Robust start indicates a promising 2021
He Weiwen


Editor's note: He Weiwen is a senior fellow at the Center for China and Globalization (CCG). The article reflects the author's opinions and not necessarily the views of CGTN. 

China's GDP increased by 18.3 percent during Q1 2021 compared to a year ago. It is a remarkable performance as Q1 GDP also registered 0.6 percent growth over Q4 2020.

The 18.3 percent growth rate was based on the sharp fall of 6.8 percent during Q1,2020, caused by the outbreak of COVID-19. Compared with Q1 2019, the pre-COVID-19 corresponding period, it was 10.3 percent higher, which shows that China's economy is still on the way to full recovery.

If we take a two-year comparison, compare the Q1 2021 data to that of Q1 2019, the pre-COVID-19 period, a clear divergence among different sectors appears. The primary and secondary sectors have been back to normal growth in general. The average annual growth rates during this period were 2.3 percent and six percent respectively. In 2019, the primary sector grew by 3.1 percent and the secondary sector by 5.7 percent. The tertiary sector, on the other hand, grew by only 4.7 percent per annum over the past two years, compared to 6.9 percent growth in 2019. 

The main drivers

The upturn in China's economy during Q1 2021 was largely driven by high-tech industrial production and exports. Industrial added value increased by 24.5 percent year on year and by 6.8 percent per annum over the past two years. It was a full percentage point higher than the growth rate for the whole year of 2019 when it grew by 5.7 percent. The strong growth engine behind the accelerated industrial growth was the high-tech industries. The new energy vehicles (NEV), industrial robots, microcomputer and integrated circuits (IC) all grew by over 60 percent year on year and over 19 percent per annum over the past two years.

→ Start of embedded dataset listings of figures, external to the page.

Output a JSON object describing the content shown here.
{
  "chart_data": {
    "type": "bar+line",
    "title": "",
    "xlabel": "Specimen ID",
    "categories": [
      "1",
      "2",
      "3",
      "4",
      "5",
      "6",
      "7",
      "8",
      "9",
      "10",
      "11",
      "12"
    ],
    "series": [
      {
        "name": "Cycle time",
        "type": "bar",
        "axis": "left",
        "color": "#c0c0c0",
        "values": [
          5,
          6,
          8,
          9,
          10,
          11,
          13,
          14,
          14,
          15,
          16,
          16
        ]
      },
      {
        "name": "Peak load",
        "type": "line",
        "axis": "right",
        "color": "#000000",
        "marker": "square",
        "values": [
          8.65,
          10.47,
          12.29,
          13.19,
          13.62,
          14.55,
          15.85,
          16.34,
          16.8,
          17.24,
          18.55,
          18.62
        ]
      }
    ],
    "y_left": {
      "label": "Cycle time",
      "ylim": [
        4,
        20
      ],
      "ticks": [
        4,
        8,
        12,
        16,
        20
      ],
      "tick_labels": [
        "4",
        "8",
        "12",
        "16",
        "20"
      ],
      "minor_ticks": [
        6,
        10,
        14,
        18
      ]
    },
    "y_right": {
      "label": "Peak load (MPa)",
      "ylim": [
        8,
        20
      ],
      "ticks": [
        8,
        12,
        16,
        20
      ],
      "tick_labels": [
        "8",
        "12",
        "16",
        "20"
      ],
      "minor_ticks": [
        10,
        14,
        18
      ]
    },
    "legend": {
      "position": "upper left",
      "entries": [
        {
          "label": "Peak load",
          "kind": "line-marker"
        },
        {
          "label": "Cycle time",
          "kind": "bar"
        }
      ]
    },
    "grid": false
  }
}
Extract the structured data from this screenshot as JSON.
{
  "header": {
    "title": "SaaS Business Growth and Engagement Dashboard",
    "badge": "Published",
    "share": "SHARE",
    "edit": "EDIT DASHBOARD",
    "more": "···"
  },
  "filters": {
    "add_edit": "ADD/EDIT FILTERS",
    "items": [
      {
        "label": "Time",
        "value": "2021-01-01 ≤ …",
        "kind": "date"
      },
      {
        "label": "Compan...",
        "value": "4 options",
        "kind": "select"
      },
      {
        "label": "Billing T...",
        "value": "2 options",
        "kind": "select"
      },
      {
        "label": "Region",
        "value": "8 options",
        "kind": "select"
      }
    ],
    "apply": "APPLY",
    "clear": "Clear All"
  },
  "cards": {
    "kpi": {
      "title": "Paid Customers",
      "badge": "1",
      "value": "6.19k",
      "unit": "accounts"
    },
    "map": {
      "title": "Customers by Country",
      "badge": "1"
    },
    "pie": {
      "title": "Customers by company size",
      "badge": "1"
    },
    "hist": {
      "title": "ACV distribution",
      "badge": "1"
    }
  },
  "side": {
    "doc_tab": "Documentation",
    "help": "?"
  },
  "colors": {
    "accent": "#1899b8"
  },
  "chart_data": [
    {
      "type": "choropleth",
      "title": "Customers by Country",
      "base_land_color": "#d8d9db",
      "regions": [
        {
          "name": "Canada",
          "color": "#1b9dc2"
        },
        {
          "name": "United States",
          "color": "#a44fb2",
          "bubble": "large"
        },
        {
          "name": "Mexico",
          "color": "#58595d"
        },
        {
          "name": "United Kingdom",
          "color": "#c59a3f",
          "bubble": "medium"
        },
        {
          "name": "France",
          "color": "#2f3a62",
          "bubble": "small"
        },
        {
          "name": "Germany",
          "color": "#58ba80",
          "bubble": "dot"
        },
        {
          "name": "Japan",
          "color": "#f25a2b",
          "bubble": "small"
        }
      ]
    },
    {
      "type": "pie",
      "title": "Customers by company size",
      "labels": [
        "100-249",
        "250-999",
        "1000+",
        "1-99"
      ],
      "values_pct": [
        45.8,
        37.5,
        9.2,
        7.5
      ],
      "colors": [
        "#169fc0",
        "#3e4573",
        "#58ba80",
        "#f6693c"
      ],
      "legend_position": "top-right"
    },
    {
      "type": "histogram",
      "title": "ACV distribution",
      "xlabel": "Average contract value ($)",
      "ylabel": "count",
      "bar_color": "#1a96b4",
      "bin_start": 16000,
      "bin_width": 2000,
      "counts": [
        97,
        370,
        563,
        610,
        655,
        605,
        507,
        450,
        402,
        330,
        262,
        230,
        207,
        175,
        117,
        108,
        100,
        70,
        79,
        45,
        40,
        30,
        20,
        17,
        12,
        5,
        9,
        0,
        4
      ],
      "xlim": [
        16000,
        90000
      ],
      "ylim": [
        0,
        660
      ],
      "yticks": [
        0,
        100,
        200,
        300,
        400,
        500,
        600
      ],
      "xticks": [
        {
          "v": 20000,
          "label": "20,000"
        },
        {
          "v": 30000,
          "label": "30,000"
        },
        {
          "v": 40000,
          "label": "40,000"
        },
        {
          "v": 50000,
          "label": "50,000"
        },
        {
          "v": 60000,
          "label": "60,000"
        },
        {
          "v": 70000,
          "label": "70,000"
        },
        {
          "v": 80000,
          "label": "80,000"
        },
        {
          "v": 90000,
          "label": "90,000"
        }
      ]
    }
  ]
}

Another major driver was import and export of goods. It performed even better than industrial production. Total import and export volume reached 8.469 trillion yuan, 29.2 percent higher than a year ago. The export performed better than import. During Q1 2021, export grew by 38.7 percent and import by 19.3 percent. Faster export growth resulted in a sharp rise of trade surplus to 759.3 billion yuan, more than seven times larger than a year ago. Therefore, net export contributed significantly to overall GDP growth during Q1 2021.

Tourists shop at a duty-free shopping mall in Sanya City, south China's Hainan Province, October 5, 2020. /Xinhua

Tourists shop at a duty-free shopping mall in Sanya City, south China's Hainan Province, October 5, 2020. /Xinhua

The tertiary sector has not fully recovered by Q1 2021. Retail sales, though shot up 33.9 percent over the doldrum in Q1 2020, managed only 4.2 percent annual growth over the past two years. While the disposable income grew by seven percent per annum on average over the past two years, their consumer spending grew by only 3.9 percent.

Fast growth expected for whole year

Based on the latest indicators, we have all the confidence that the tertiary sector growth will gain momentum for the rest of the year. The index for business activity in China's services sector stood at 55.2 percent in March, 4.4 percentage points higher than in February. Accommodation and catering, leasing have seen their activities back to boom area. Rail and air transportation, financial and internet services, too, have their business activities indices above 60 percent. With the fast expansion of industry production, the industry-related services will grow stronger. It looks most likely that the tertiary sector will have a higher growth rate during Q2, most likely at 5.0-5.5 percent, to be further accelerated during the second half of 2021. As the tertiary sector accounts for over half of total GDP, its acceleration will become a new, decisive driver for the whole economy.

While the industrial production is set to maintain fast growth for the rest of the year, with high-tech industries possibly growing even faster, the exceptionally fast growth of trade will decelerate somewhat, as the economies in other parts of the world, especially in the U.S., Europe and the rest of Asia, demand for Chinese goods will tend to level off.

On balance, the Chinese economy will remain on the fast growth track. The year-on-year growth rates for Q2, Q3 and Q4 will fall with each quarter, due to the much higher base in the corresponding period of 2020. For the whole year of 2021, it is most likely that China will see its GDP growth at around nine percent.

A continuous leading contributor to world economic growth

The world economy is presenting a dramatically different scenario in 2021, compared to that in 2020. The whole world was hit severely by the worst economic recession since the Great Depression in the 1930s and saw its GDP off 3.3 percent. China was the only leading economy that managed a GDP growth and served as the only bright beacon in the world economic darkness. Since the start of 2021, however, firm recovery appeared in different parts of the world. The latest IMF World Economic Outlook released on April 6 estimates the world GDP to grow by six percent, with the U.S. to grow by 6.4 percent and India even by 12.5 percent. China will no longer serve as the only growing leading economy, nor the fastest growing economy. However, if we calculate the accumulative growth and average annual growth rate for the two years (2020 and 2021), China is still an apparent leader.